Ikea s’offre la plate-forme TaskRabbit et ses 50 000 petites mains

(Auteur : Juliette Raynal)
Le spécialiste suédois des meubles en kit a fait l’acquisition, pour un montant non dévoilé, de la start-up californienne TaskRabbit pour apporter de nouveaux services à ses clients à moindre coût. Lancée il y a neuf ans, la plate-forme rassemble quelque 50 000 travailleurs indépendants qui proposent de fournir toutes sortes de services autour du bricolage et de la maison.

Les cinq heures pour monter le lit Brimnes, ses quatre tiroirs et ses 54 lattes vous ont laissé un mauvais souvenir ? Ikea ne veut surtout pas que cela se reproduise. Pour améliorer “l’expérience de ses clients” (l’inlassable obsession de tous les retailers), le géant de l’ameublement a mis la main, pour un montant non dévoilé, sur TaskRabbit, la place de marché où des dizaines de milliers de particuliers proposent toutes sortes de services, du bricolage au jardinage en passant par l’assemblage de meubles et les déménagements.
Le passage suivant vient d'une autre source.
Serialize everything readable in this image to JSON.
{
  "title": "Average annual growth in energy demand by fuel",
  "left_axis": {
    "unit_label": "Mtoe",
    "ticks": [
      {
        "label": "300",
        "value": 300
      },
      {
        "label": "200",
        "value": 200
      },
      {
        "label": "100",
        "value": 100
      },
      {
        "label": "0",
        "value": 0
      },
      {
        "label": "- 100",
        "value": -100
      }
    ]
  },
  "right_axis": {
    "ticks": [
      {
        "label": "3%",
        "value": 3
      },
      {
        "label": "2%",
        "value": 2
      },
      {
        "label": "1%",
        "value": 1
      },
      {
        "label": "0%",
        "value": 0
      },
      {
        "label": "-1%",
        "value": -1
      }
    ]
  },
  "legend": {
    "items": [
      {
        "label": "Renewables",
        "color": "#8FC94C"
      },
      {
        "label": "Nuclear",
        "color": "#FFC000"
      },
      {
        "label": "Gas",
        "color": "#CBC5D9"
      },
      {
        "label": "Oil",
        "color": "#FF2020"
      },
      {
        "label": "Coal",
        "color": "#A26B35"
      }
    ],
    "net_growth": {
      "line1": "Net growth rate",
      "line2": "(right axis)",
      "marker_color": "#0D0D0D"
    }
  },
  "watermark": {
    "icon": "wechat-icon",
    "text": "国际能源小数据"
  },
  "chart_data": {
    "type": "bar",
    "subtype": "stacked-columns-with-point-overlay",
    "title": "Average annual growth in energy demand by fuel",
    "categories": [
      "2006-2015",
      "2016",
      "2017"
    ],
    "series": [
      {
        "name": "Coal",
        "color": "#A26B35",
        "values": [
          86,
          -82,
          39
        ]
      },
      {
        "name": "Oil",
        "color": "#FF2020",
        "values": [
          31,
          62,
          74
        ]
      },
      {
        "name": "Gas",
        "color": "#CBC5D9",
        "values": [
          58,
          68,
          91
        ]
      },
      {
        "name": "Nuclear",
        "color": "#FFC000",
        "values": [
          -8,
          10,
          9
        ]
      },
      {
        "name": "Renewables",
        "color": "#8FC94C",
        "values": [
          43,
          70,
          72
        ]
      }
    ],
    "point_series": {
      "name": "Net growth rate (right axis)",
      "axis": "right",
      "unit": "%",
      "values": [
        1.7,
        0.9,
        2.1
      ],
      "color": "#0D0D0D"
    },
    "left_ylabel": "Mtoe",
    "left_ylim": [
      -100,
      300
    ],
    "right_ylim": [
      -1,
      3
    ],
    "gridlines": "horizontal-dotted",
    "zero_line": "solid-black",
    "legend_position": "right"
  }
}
Fondée en 2008 et basée à San Francisco, TaskRabbit a déployé sa plate-forme à travers 40 villes aux Etats-Unis et au Royaume-Uni. Depuis sa création, la start-up californienne a levé environ 50 millions de dollars. Aujourd’hui, TaskRabbit est rentable. Dirigée par Stacy Brown-Philpot, elle emploie 60 collaborateurs et rassemble plus de 50 000 travailleurs indépendants. Ikea indique que TaskRabbit continuera à fonctionner de manière indépendante et sera en mesure de nouer des partenariats avec d’autres distributeurs.

LA “GIG ECONOMY” POUR SE TRANSFORMER ?
Chahuté par l’arrivée de nouveaux acteurs sur le marché de l’ameublement et de nouveaux standards en matière de services, Ikea espère accélérer sa transformation numérique avec cette acquisition. “Nous serons capables de tirer des leçons de l’expertise numérique de TaskRabbit, tout en offrant aux clients d’Ikea d’autres moyens d’accéder à des services flexibles et abordables”, a déclaré Jesper Brodin, le PDG d’Ikea Group. Pour faciliter la vie de ses clients, l’entreprise suédoise mise aussi sur la réalité augmentée. Elle a ainsi lancé l’app mobile Ikea Place, qui permet de visionner en trois dimensions, en taille réelle et dans le contexte de son choix toutes sortes de meubles.

En s’offrant TaskRabbit, le groupe suédois choisit néanmoins de faire son entrée dans la “Gig Economy” (l’économie des petits boulots), une nouvelle forme d’économie où les travailleurs indépendants sont payés à la tâche et non au mois. Poussé par la croissance de plateformes numériques, comme Deliveroo, Frizbiz, Uber, ce modèle dépasse le simple mode de contractualisation qui le caractérise et soulève de nombreuses questions autour de la précarisation du travail et de la fragilisation du système de protection sociale.